Lines 41-58 describe in a continuous series of couplets, the images and thoughts which would haunt a typical prostitute of Drury Lane. Sleep is not easy, for a mind tormented by “lies”. Line 41 contains a range of meanings-the kind of “love” a prostitute is destined for, painful, and make believe for herself and for those who “use” her. The word tormented also implies a sense of guilt. This idea is carried over in the succeeding lines with images of the “Bridwell” the correction house for women who were declared immoral. But the sense of torment is further elaborated through situations and “traps”, which are set for the prostitute as also by the prostitute to survive in a world of pimps, symbols of authority, hypocrisy and disease. The last three lines of the first section sum up the nexus between the world of prostitutes and the clergy, which seems to be the only section of society indulging the prostitutes who would, it is implied, render their services without any charge to the priests.

The second section of four couplets traces the ruins of Corrina after a wakeful, disturbing night. The animal imagery completes the picture of a human being, more so, a woman gone to seed, as a result of her wicked ways. Living in squalid surroundings, the prostitute’s condition evokes more disgust than sympathy. (Notice the difference in the portrayal of Blake’s poem).
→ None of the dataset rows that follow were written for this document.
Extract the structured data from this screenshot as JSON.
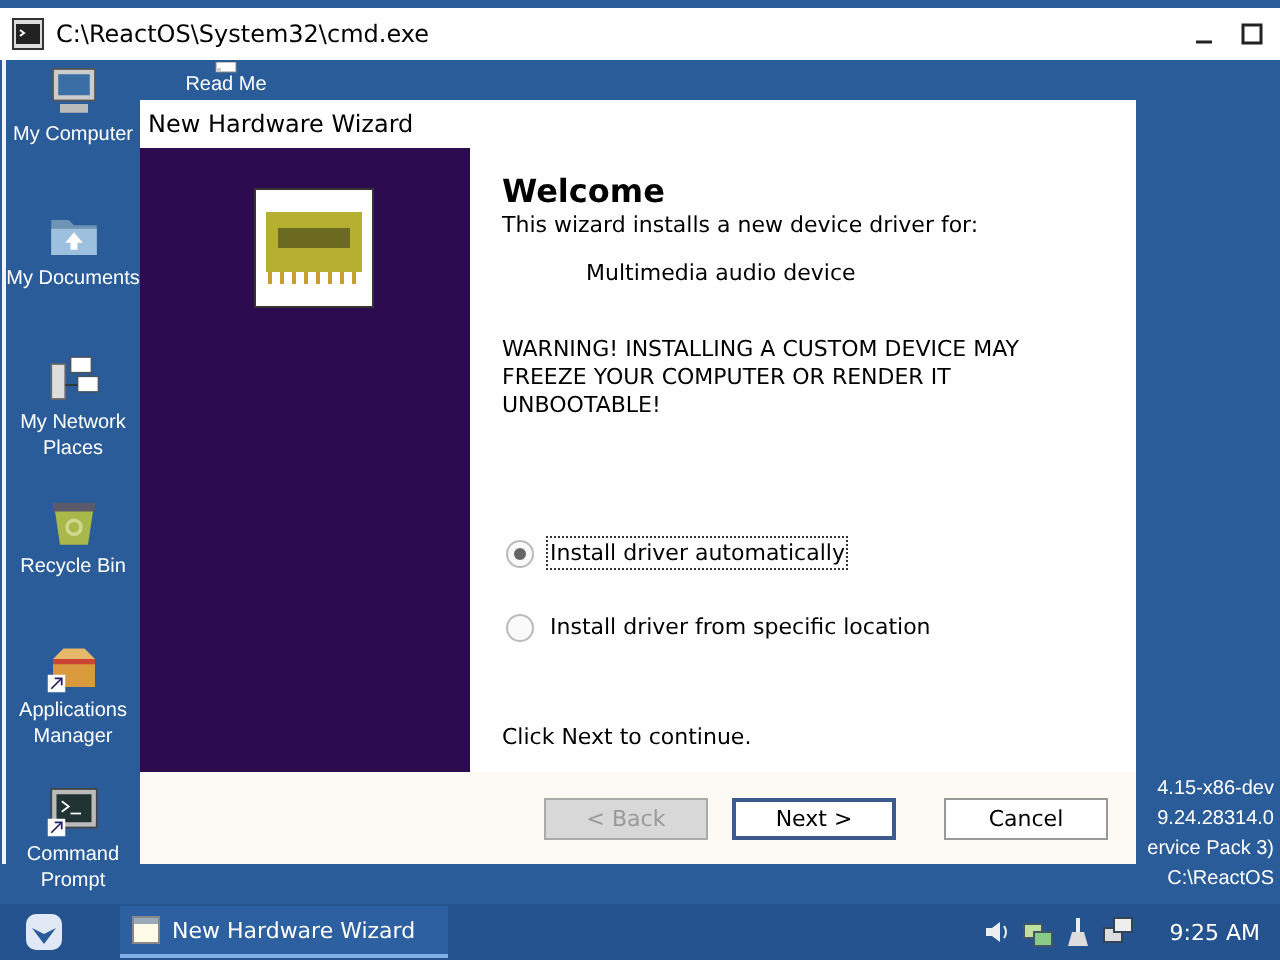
{
  "cmd_window": {
    "title": "C:\\ReactOS\\System32\\cmd.exe"
  },
  "desktop_icons": [
    {
      "label": "My Computer",
      "kind": "computer"
    },
    {
      "label": "My Documents",
      "kind": "folder"
    },
    {
      "label": "My Network Places",
      "kind": "network"
    },
    {
      "label": "Recycle Bin",
      "kind": "recycle"
    },
    {
      "label": "Applications Manager",
      "kind": "package",
      "shortcut": true
    },
    {
      "label": "Command Prompt",
      "kind": "terminal",
      "shortcut": true
    }
  ],
  "desktop_icons_column_2": [
    {
      "label": "Read Me",
      "kind": "document"
    }
  ],
  "version_lines": [
    "4.15-x86-dev",
    "9.24.28314.0",
    "ervice Pack 3)",
    "C:\\ReactOS"
  ],
  "wizard": {
    "title": "New Hardware Wizard",
    "heading": "Welcome",
    "intro": "This wizard installs a new device driver for:",
    "device": "Multimedia audio device",
    "warning": "WARNING! INSTALLING A CUSTOM DEVICE MAY FREEZE YOUR COMPUTER OR RENDER IT UNBOOTABLE!",
    "options": [
      {
        "label": "Install driver automatically",
        "selected": true
      },
      {
        "label": "Install driver from specific location",
        "selected": false
      }
    ],
    "footer": "Click Next to continue.",
    "buttons": [
      {
        "label": "< Back",
        "disabled": true,
        "default": false
      },
      {
        "label": "Next >",
        "disabled": false,
        "default": true
      },
      {
        "label": "Cancel",
        "disabled": false,
        "default": false
      }
    ]
  },
  "taskbar": {
    "tasks": [
      {
        "label": "New Hardware Wizard",
        "selected": true
      }
    ],
    "clock": "9:25 AM"
  }
}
The last section of the poem invokes the image of the nymph and conflates it with the prostitute and problematises the poet’s attitude of dismissive contempt for the prostitute. Does there lurk somewhere within the lines a sense of shock at what could possibly happen to a young, innocent maiden trapped in the culture of Fleet Street? “Mangled Plight” would perhaps suggest the idea of ruin imposed on the woman as also the repeated attempt to reconstruct herself to meet the Augustan stereotype of woman as a commodity. The poet’s helplessness in empathizing with the nymph’s plight shifts the tone from ridicule and disgust to one of another concern. The “modern” nymph can scarcely inspire poets or perhaps the Drury Lane prostitute is too disgusting a subject for poetry.